Despite these developments, the draw of operating small specialised practices at lower-overhead platforms is a highly appealing model in this legal market. The scope and nature of international trade, WTO and customs issues allows experienced practitioners to receive at least a robust flow of work, while delivering a top-tier service with a small team. In the US and Europe, this phenomenon has been particularly noticed and has continued over the last few years. This is not limited to lawyers leaving larger law firms, but also government attorneys moving into private practice. Ultimately, as clients become increasingly cost-conscious, there will be well-regarded practitioners who believe it is better to draw on a smaller pool of highly specialised knowledge at lower costs.
In other jurisdictions, the opposite trend has been observed. Boutique and solo practices are very much the model in Latin America and Asia, where traditionally full-service firms could not contend with the specialisation required. In jurisdictions where there were a fewer number of trade remedy investigations and WTO disputes, it was difficult for lawyers to gain experience and disturb the status quo. In more recent times, as the number of trade remedy disputes has expanded in these jurisdictions, a greater number of firms have been able to develop an international trade practice, normally by expanding or diversifying their competition law practices.
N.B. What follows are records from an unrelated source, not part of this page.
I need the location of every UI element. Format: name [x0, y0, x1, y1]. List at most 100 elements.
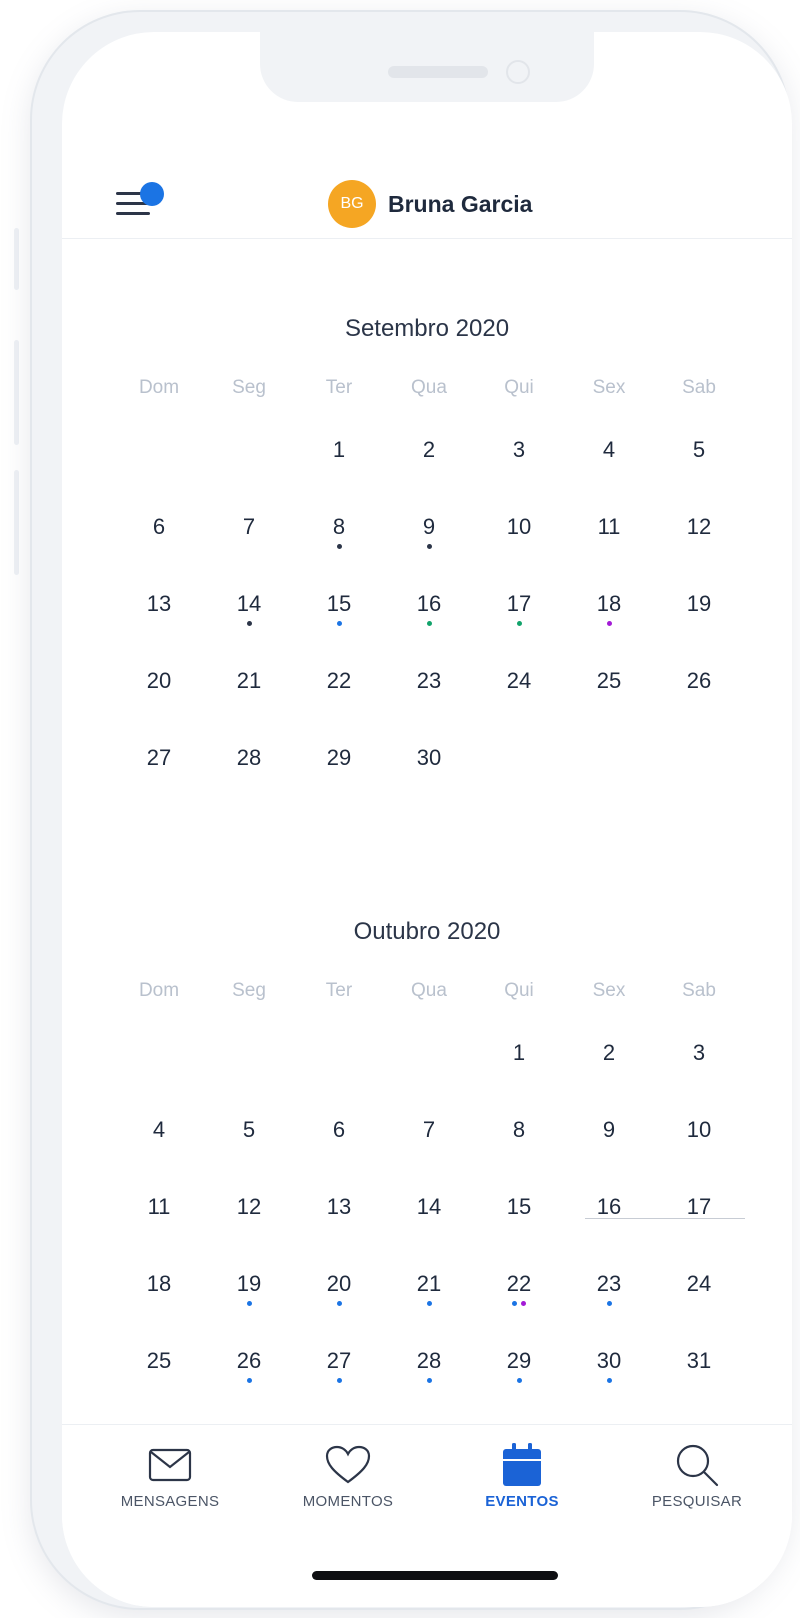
- calendar-day[interactable]: 12: [654, 512, 744, 570]
- calendar-day[interactable]: 11: [564, 512, 654, 570]
- event-indicator: [564, 1301, 654, 1306]
- calendar-day[interactable]: 15: [294, 589, 384, 647]
- calendar-day[interactable]: 3: [474, 435, 564, 493]
- calendar-day[interactable]: 27: [294, 1346, 384, 1404]
- weekday-header: Dom Seg Ter Qua Qui Sex Sab: [114, 377, 744, 399]
- day-number: 7: [242, 514, 256, 539]
- calendar-day[interactable]: 25: [564, 666, 654, 724]
- calendar-day[interactable]: 2: [384, 435, 474, 493]
- calendar-day[interactable]: 7: [384, 1115, 474, 1173]
- calendar-day[interactable]: 11: [114, 1192, 204, 1250]
- calendar-day[interactable]: 3: [654, 1038, 744, 1096]
- calendar-day[interactable]: 24: [474, 666, 564, 724]
- calendar-day[interactable]: 6: [294, 1115, 384, 1173]
- calendar-day[interactable]: 6: [114, 512, 204, 570]
- week-row: 18 19 20 21 22 23 24: [114, 1269, 744, 1327]
- tab-eventos[interactable]: EVENTOS: [452, 1443, 592, 1510]
- calendar-day[interactable]: 8: [294, 512, 384, 570]
- calendar-day[interactable]: 17: [474, 589, 564, 647]
- calendar-day[interactable]: 9: [564, 1115, 654, 1173]
- day-number: 16: [416, 591, 442, 616]
- calendar-day[interactable]: 23: [384, 666, 474, 724]
- day-number: 27: [146, 745, 172, 770]
- calendar-day[interactable]: 1: [294, 435, 384, 493]
- calendar-day[interactable]: 19: [204, 1269, 294, 1327]
- calendar-day[interactable]: 16: [384, 589, 474, 647]
- calendar-day[interactable]: 21: [204, 666, 294, 724]
- calendar-day[interactable]: 24: [654, 1269, 744, 1327]
- home-indicator[interactable]: [312, 1571, 558, 1580]
- weekday-label: Dom: [138, 377, 180, 398]
- calendar-day[interactable]: 17: [654, 1192, 744, 1250]
- calendar-day[interactable]: 31: [654, 1346, 744, 1404]
- user-profile[interactable]: BG Bruna Garcia: [328, 180, 532, 228]
- calendar-day[interactable]: 23: [564, 1269, 654, 1327]
- hamburger-menu-icon[interactable]: [116, 182, 170, 224]
- calendar-day[interactable]: 14: [384, 1192, 474, 1250]
- weekday-label: Qua: [411, 980, 447, 1001]
- calendar-day[interactable]: 2: [564, 1038, 654, 1096]
- day-number: 18: [146, 1271, 172, 1296]
- day-number: 21: [416, 1271, 442, 1296]
- phone-frame: BG Bruna Garcia Setembro 2020 Dom Seg Ter Qu…: [30, 10, 792, 1610]
- calendar-day[interactable]: 20: [294, 1269, 384, 1327]
- day-number: 5: [242, 1117, 256, 1142]
- calendar-day[interactable]: 10: [474, 512, 564, 570]
- calendar-day[interactable]: 29: [294, 743, 384, 801]
- event-dot: [606, 1378, 612, 1383]
- calendar-day[interactable]: 27: [114, 743, 204, 801]
- day-number: 10: [686, 1117, 712, 1142]
- calendar-day[interactable]: 21: [384, 1269, 474, 1327]
- calendar-day[interactable]: 28: [384, 1346, 474, 1404]
- day-number: 23: [416, 668, 442, 693]
- calendar-day[interactable]: 13: [294, 1192, 384, 1250]
- tab-momentos[interactable]: MOMENTOS: [278, 1443, 418, 1510]
- calendar-day[interactable]: 18: [114, 1269, 204, 1327]
- calendar-day[interactable]: 5: [654, 435, 744, 493]
- calendar-day[interactable]: 26: [204, 1346, 294, 1404]
- calendar-day[interactable]: 18: [564, 589, 654, 647]
- calendar-day[interactable]: 30: [384, 743, 474, 801]
- calendar-day[interactable]: 30: [564, 1346, 654, 1404]
- weekday-label: Ter: [325, 980, 353, 1001]
- week-row: 4 5 6 7 8 9 10: [114, 1115, 744, 1173]
- calendar-day[interactable]: 13: [114, 589, 204, 647]
- tab-mensagens[interactable]: MENSAGENS: [100, 1443, 240, 1510]
- calendar-day[interactable]: 7: [204, 512, 294, 570]
- empty-day: [114, 1038, 204, 1096]
- calendar-day[interactable]: 15: [474, 1192, 564, 1250]
- calendar-day[interactable]: 1: [474, 1038, 564, 1096]
- calendar-day[interactable]: 20: [114, 666, 204, 724]
- tab-label: EVENTOS: [485, 1493, 559, 1510]
- calendar-day[interactable]: 28: [204, 743, 294, 801]
- calendar-day[interactable]: 25: [114, 1346, 204, 1404]
- calendar-day[interactable]: 4: [114, 1115, 204, 1173]
- phone-side-button: [14, 470, 19, 575]
- day-number: 14: [236, 591, 262, 616]
- calendar-day[interactable]: 8: [474, 1115, 564, 1173]
- day-number: 1: [332, 437, 346, 462]
- day-number: 27: [326, 1348, 352, 1373]
- day-number: 26: [686, 668, 712, 693]
- tab-pesquisar[interactable]: PESQUISAR: [627, 1443, 767, 1510]
- calendar-day[interactable]: 19: [654, 589, 744, 647]
- event-dot: [246, 1301, 252, 1306]
- weekday-label: Sex: [592, 377, 626, 398]
- calendar-day[interactable]: 12: [204, 1192, 294, 1250]
- calendar-day[interactable]: 5: [204, 1115, 294, 1173]
- calendar-day[interactable]: 22: [294, 666, 384, 724]
- calendar-day[interactable]: 14: [204, 589, 294, 647]
- week-row: 20 21 22 23 24 25 26: [114, 666, 744, 724]
- calendar-day[interactable]: 10: [654, 1115, 744, 1173]
- calendar-day[interactable]: 29: [474, 1346, 564, 1404]
- day-number: 29: [326, 745, 352, 770]
- calendar-day[interactable]: 26: [654, 666, 744, 724]
- day-number: 22: [506, 1271, 532, 1296]
- calendar-day[interactable]: 4: [564, 435, 654, 493]
- phone-side-button: [14, 340, 19, 445]
- calendar-day[interactable]: 22: [474, 1269, 564, 1327]
- day-number: 24: [506, 668, 532, 693]
- calendar-day[interactable]: 16: [564, 1192, 654, 1250]
- event-indicator: [294, 544, 384, 549]
- calendar-day[interactable]: 9: [384, 512, 474, 570]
There have been significant changes to the market recently as specialisation has diversified and practices have expanded globally. However, there has been no great growth in the trade and customs bar outside of emerging market economies. The most significant developments have been structural changes. Many experienced practitioners who have set up specialised practices with lower overheads have had success, and several individuals at such outfits feature in this edition. On the other hand, established law firms have had to hold on to substantive areas of practice and expand their practice geographically, or else focus on expanding their portfolio of trade and customs law expertise, as the level of work ebbs and flows both geographically and by sector.
Ultimately, the combination of a highly specialised and competitive marketplace ensures that trade and customs law is one of our smallest publications by number of listings. Only lawyers who have the established specialisation required to produce practical and commercially beneficial results for their clients feature in the following pages.